Hepimizin bazen biraz alana ihtiyacımız var – ama bulmak düşündüğünüzden daha zor. Gerçekten boş bir yere ulaşmak için evrenimize ne kadar gitmek zorundayız?
İlk durağımız Uluslararası Uzay İstasyonu (ISS). Atmosferimizin% 99.99997’sinin üzerinde – ancak dışarıdaki alan boş değil. Küçük meteoroidlerden pas ve boya lekelerine kadar her şey olan küçük şeyler parçalarıyla doldurulur.
Bunları çekim yıldızları olarak görürken, ISS mürettebatı onları uzay aracının metal cildinde küçük pingler ve musluklar olarak duyuyor.

Orada o kadar çok şey var ki, uzay enkazını izleme tam zamanlı bir iş.
Dünya’nın koruyucu manyetik alanını bırakın ve güneş rüzgarı adı verilen yüklü parçacıklar akışına girersiniz.
Güneş sistemimizdeki gezegenler arasındaki boşluk daha az vakum ve güneşimizin etrafında bir atmosfer. Rüzgar, hava ve fırtınalar var.
Güneş fırtınaları robotik uzay aracı için bir tehlike ve gelecekteki astronotlar için bir risktir. Uzay hava durumu tahmin etmek de tam zamanlı bir iştir.
Güneş sistemimizin herhangi bir yerinde boş alan var mı?
Fırtınanın kenarı
1977’de başlatılan Voyager probları, var olan en uzak insan yapımı nesnelerdir. Boş alan bulamadılar.
Problar ve hala onları izleyen bilim adamları, güneş sisteminin “kenarı” için sahip olduğumuz en iyi (ancak sıcak tartışılan) tanımını – heliopozu çiziyorlar.
Gördükleri şeyden, güneşimiz güneş rüzgarı ile kendisi için üflediği bir balonun içindeki galaksinin içinden geçiyor.
Ama bekle – o balonu neye üfler?

UN-Boş
Heliopozun ötesinde bile, boş alan boş değil.
Atlas ve ‘OUMUAMUA gibi yıldızlararası nesneler var. Gezici kuyruklu yıldızlar, haydut gezegenler ve kahverengi cüceler var.

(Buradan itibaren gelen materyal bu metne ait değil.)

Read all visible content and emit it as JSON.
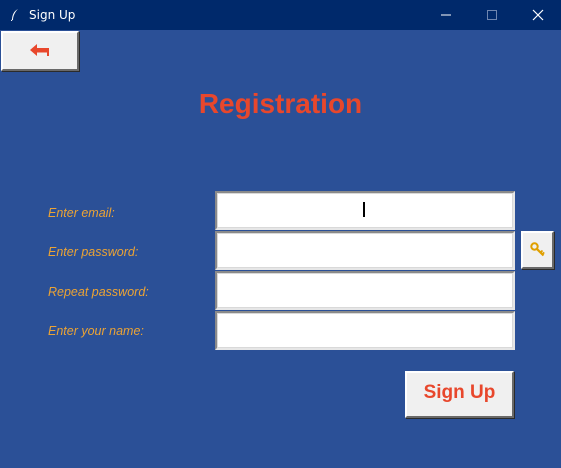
{
  "window": {
    "title": "Sign Up",
    "icon": "feather-icon",
    "controls": [
      "minimize-icon",
      "maximize-icon",
      "close-icon"
    ]
  },
  "toolbar": {
    "back_icon": "back-arrow-icon"
  },
  "heading": {
    "title": "Registration"
  },
  "form": {
    "fields": [
      {
        "label": "Enter email:",
        "value": ""
      },
      {
        "label": "Enter password:",
        "value": ""
      },
      {
        "label": "Repeat password:",
        "value": ""
      },
      {
        "label": "Enter your name:",
        "value": ""
      }
    ],
    "key_icon": "key-icon",
    "submit_label": "Sign Up"
  },
  "colors": {
    "background": "#2b5097",
    "titlebar": "#00296b",
    "title_text": "#e8472c",
    "label_text": "#eba335",
    "button_face": "#f0f0f0"
  }
}
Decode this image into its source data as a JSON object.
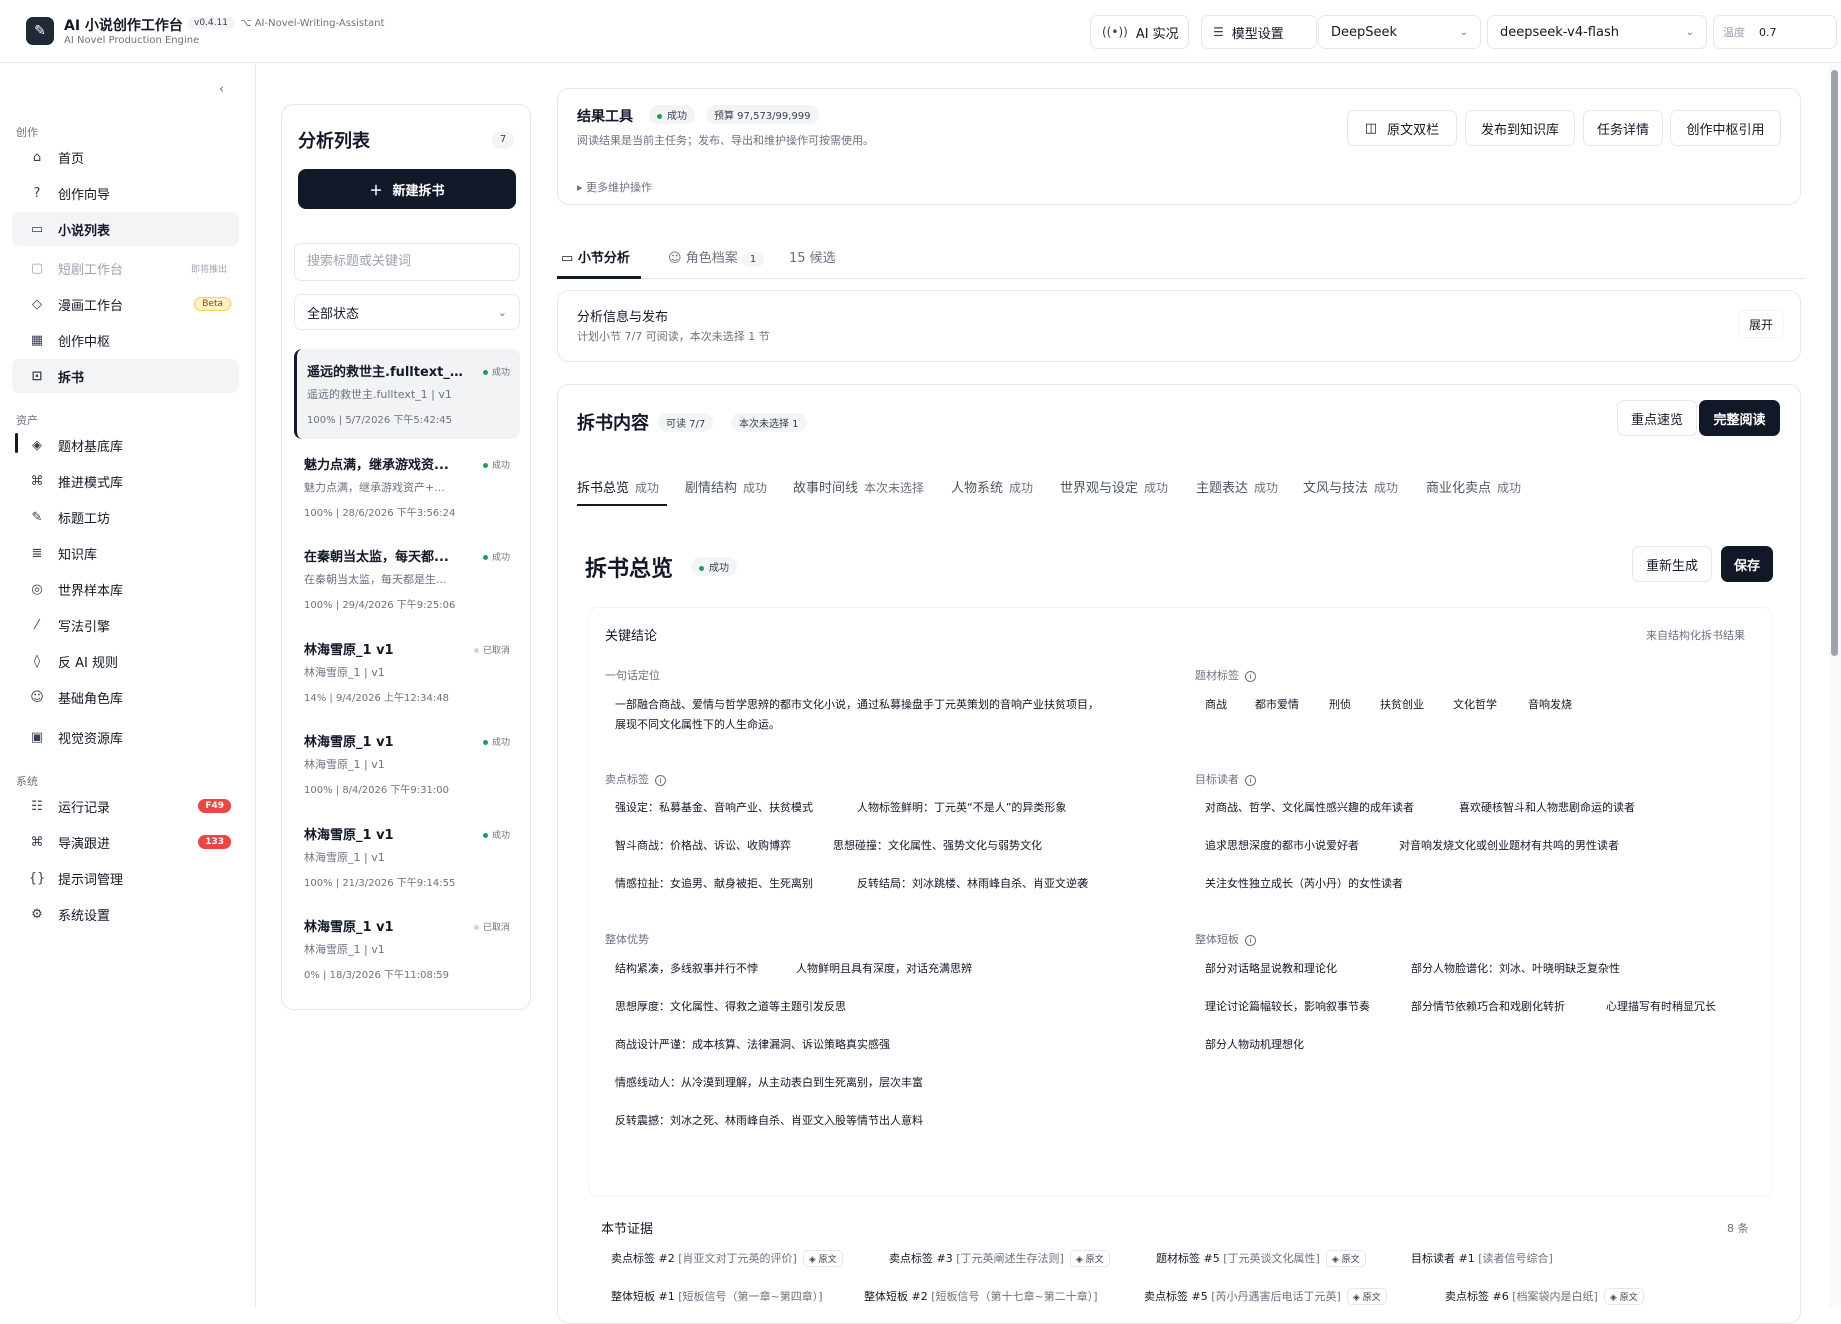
{
  "header": {
    "app_title": "AI 小说创作工作台",
    "app_subtitle": "AI Novel Production Engine",
    "version": "v0.4.11",
    "repo": "AI-Novel-Writing-Assistant",
    "live_button": "AI 实况",
    "model_settings_button": "模型设置",
    "provider_select": "DeepSeek",
    "model_select": "deepseek-v4-flash",
    "temperature_label": "温度",
    "temperature_value": "0.7"
  },
  "sidebar": {
    "section_create": "创作",
    "section_assets": "资产",
    "section_system": "系统",
    "items": [
      {
        "label": "首页"
      },
      {
        "label": "创作向导"
      },
      {
        "label": "小说列表"
      },
      {
        "label": "短剧工作台",
        "tag": "即将推出"
      },
      {
        "label": "漫画工作台",
        "badge": "Beta"
      },
      {
        "label": "创作中枢"
      },
      {
        "label": "拆书"
      },
      {
        "label": "题材基底库"
      },
      {
        "label": "推进模式库"
      },
      {
        "label": "标题工坊"
      },
      {
        "label": "知识库"
      },
      {
        "label": "世界样本库"
      },
      {
        "label": "写法引擎"
      },
      {
        "label": "反 AI 规则"
      },
      {
        "label": "基础角色库"
      },
      {
        "label": "视觉资源库"
      },
      {
        "label": "运行记录",
        "count": "F49"
      },
      {
        "label": "导演跟进",
        "count": "133"
      },
      {
        "label": "提示词管理"
      },
      {
        "label": "系统设置"
      }
    ]
  },
  "analysis_list": {
    "title": "分析列表",
    "count": "7",
    "new_button": "新建拆书",
    "search_placeholder": "搜索标题或关键词",
    "status_filter": "全部状态",
    "items": [
      {
        "title": "遥远的救世主.fulltext_1...",
        "status": "成功",
        "subtitle": "遥远的救世主.fulltext_1 | v1",
        "meta": "100% | 5/7/2026 下午5:42:45"
      },
      {
        "title": "魅力点满，继承游戏资...",
        "status": "成功",
        "subtitle": "魅力点满，继承游戏资产+...",
        "meta": "100% | 28/6/2026 下午3:56:24"
      },
      {
        "title": "在秦朝当太监，每天都...",
        "status": "成功",
        "subtitle": "在秦朝当太监，每天都是生...",
        "meta": "100% | 29/4/2026 下午9:25:06"
      },
      {
        "title": "林海雪原_1 v1",
        "status": "已取消",
        "subtitle": "林海雪原_1 | v1",
        "meta": "14% | 9/4/2026 上午12:34:48"
      },
      {
        "title": "林海雪原_1 v1",
        "status": "成功",
        "subtitle": "林海雪原_1 | v1",
        "meta": "100% | 8/4/2026 下午9:31:00"
      },
      {
        "title": "林海雪原_1 v1",
        "status": "成功",
        "subtitle": "林海雪原_1 | v1",
        "meta": "100% | 21/3/2026 下午9:14:55"
      },
      {
        "title": "林海雪原_1 v1",
        "status": "已取消",
        "subtitle": "林海雪原_1 | v1",
        "meta": "0% | 18/3/2026 下午11:08:59"
      }
    ]
  },
  "result_tools": {
    "title": "结果工具",
    "status": "成功",
    "budget": "预算 97,573/99,999",
    "description": "阅读结果是当前主任务；发布、导出和维护操作可按需使用。",
    "more": "更多维护操作",
    "buttons": [
      "原文双栏",
      "发布到知识库",
      "任务详情",
      "创作中枢引用"
    ]
  },
  "tabs": {
    "section_analysis": "小节分析",
    "character_profile": "角色档案",
    "character_count": "1",
    "candidates": "15 候选"
  },
  "publish_info": {
    "title": "分析信息与发布",
    "subtitle": "计划小节 7/7 可阅读，本次未选择 1 节",
    "expand": "展开"
  },
  "content": {
    "title": "拆书内容",
    "readable": "可读 7/7",
    "unselected": "本次未选择 1",
    "quick_view": "重点速览",
    "full_read": "完整阅读",
    "subtabs": [
      {
        "label": "拆书总览",
        "status": "成功"
      },
      {
        "label": "剧情结构",
        "status": "成功"
      },
      {
        "label": "故事时间线",
        "status": "本次未选择"
      },
      {
        "label": "人物系统",
        "status": "成功"
      },
      {
        "label": "世界观与设定",
        "status": "成功"
      },
      {
        "label": "主题表达",
        "status": "成功"
      },
      {
        "label": "文风与技法",
        "status": "成功"
      },
      {
        "label": "商业化卖点",
        "status": "成功"
      }
    ]
  },
  "overview": {
    "title": "拆书总览",
    "status": "成功",
    "regenerate": "重新生成",
    "save": "保存",
    "key_conclusions": "关键结论",
    "source": "来自结构化拆书结果",
    "one_line_label": "一句话定位",
    "one_line_1": "一部融合商战、爱情与哲学思辨的都市文化小说，通过私募操盘手丁元英策划的音响产业扶贫项目，",
    "one_line_2": "展现不同文化属性下的人生命运。",
    "genre_label": "题材标签",
    "genre_tags": [
      "商战",
      "都市爱情",
      "刑侦",
      "扶贫创业",
      "文化哲学",
      "音响发烧"
    ],
    "selling_label": "卖点标签",
    "selling_tags": [
      "强设定：私募基金、音响产业、扶贫模式",
      "人物标签鲜明：丁元英“不是人”的异类形象",
      "智斗商战：价格战、诉讼、收购博弈",
      "思想碰撞：文化属性、强势文化与弱势文化",
      "情感拉扯：女追男、献身被拒、生死离别",
      "反转结局：刘冰跳楼、林雨峰自杀、肖亚文逆袭"
    ],
    "target_label": "目标读者",
    "target_tags": [
      "对商战、哲学、文化属性感兴趣的成年读者",
      "喜欢硬核智斗和人物悲剧命运的读者",
      "追求思想深度的都市小说爱好者",
      "对音响发烧文化或创业题材有共鸣的男性读者",
      "关注女性独立成长（芮小丹）的女性读者"
    ],
    "strengths_label": "整体优势",
    "strengths": [
      "结构紧凑，多线叙事并行不悖",
      "人物鲜明且具有深度，对话充满思辨",
      "思想厚度：文化属性、得救之道等主题引发反思",
      "商战设计严谨：成本核算、法律漏洞、诉讼策略真实感强",
      "情感线动人：从冷漠到理解，从主动表白到生死离别，层次丰富",
      "反转震撼：刘冰之死、林雨峰自杀、肖亚文入股等情节出人意料"
    ],
    "weakness_label": "整体短板",
    "weaknesses": [
      "部分对话略显说教和理论化",
      "部分人物脸谱化：刘冰、叶晓明缺乏复杂性",
      "理论讨论篇幅较长，影响叙事节奏",
      "部分情节依赖巧合和戏剧化转折",
      "心理描写有时稍显冗长",
      "部分人物动机理想化"
    ]
  },
  "evidence": {
    "title": "本节证据",
    "count": "8 条",
    "source_label": "原文",
    "items": [
      {
        "name": "卖点标签 #2",
        "quote": "[肖亚文对丁元英的评价]",
        "has_source": true
      },
      {
        "name": "卖点标签 #3",
        "quote": "[丁元英阐述生存法则]",
        "has_source": true
      },
      {
        "name": "题材标签 #5",
        "quote": "[丁元英谈文化属性]",
        "has_source": true
      },
      {
        "name": "目标读者 #1",
        "quote": "[读者信号综合]",
        "has_source": false
      },
      {
        "name": "整体短板 #1",
        "quote": "[短板信号（第一章~第四章）]",
        "has_source": false
      },
      {
        "name": "整体短板 #2",
        "quote": "[短板信号（第十七章~第二十章）]",
        "has_source": true
      },
      {
        "name": "卖点标签 #5",
        "quote": "[芮小丹遇害后电话丁元英]",
        "has_source": true
      },
      {
        "name": "卖点标签 #6",
        "quote": "[档案袋内是白纸]",
        "has_source": true
      }
    ]
  }
}
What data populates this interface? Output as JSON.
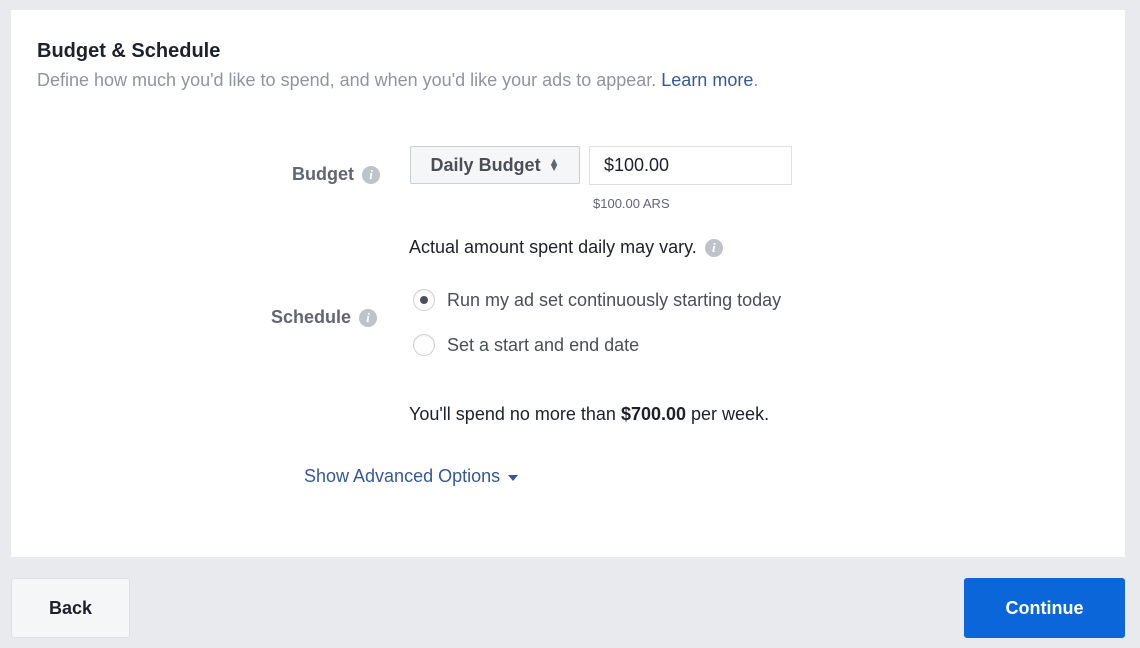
{
  "section": {
    "title": "Budget & Schedule",
    "subtitle": "Define how much you'd like to spend, and when you'd like your ads to appear.",
    "learn_more": "Learn more",
    "subtitle_end": "."
  },
  "budget": {
    "label": "Budget",
    "info_icon": "info-icon",
    "type_selected": "Daily Budget",
    "amount_value": "$100.00",
    "converted_amount": "$100.00 ARS",
    "note": "Actual amount spent daily may vary."
  },
  "schedule": {
    "label": "Schedule",
    "options": [
      {
        "label": "Run my ad set continuously starting today",
        "selected": true
      },
      {
        "label": "Set a start and end date",
        "selected": false
      }
    ]
  },
  "spend_summary": {
    "prefix": "You'll spend no more than",
    "amount": "$700.00",
    "suffix": "per week."
  },
  "advanced_options": {
    "label": "Show Advanced Options",
    "icon": "caret-down-icon"
  },
  "footer": {
    "back_label": "Back",
    "continue_label": "Continue",
    "continue_color": "#0a66d9"
  }
}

Ve hepsi galaktik hidrojen gazı olan bir rezervuarda marine ediyor – raw yıldız yakıtı. Yıldızlar arasındaki karanlık, yıldız kreş olmaktan uzak bir kozmik çarpışmadır.
Peki ya Samanyolu’nun ötesinde? Elbette orada biraz boş alan mı bulacağız?
Hayır.
Bu kadar uzakta aradığımızda, zaman içinde de uzun bir yol arıyoruz.
Burada, uzak, antik galaksiler arasındaki boş olmayan alan, büyük patlamayı ve evrendeki ilk yıldızları anlamanın anahtarını tutar.
İronik bir şekilde, ‘boş’ alanda çok fazla şey varken, hiçbir şey bulmak herkesin en ilginç keşfi olabilir.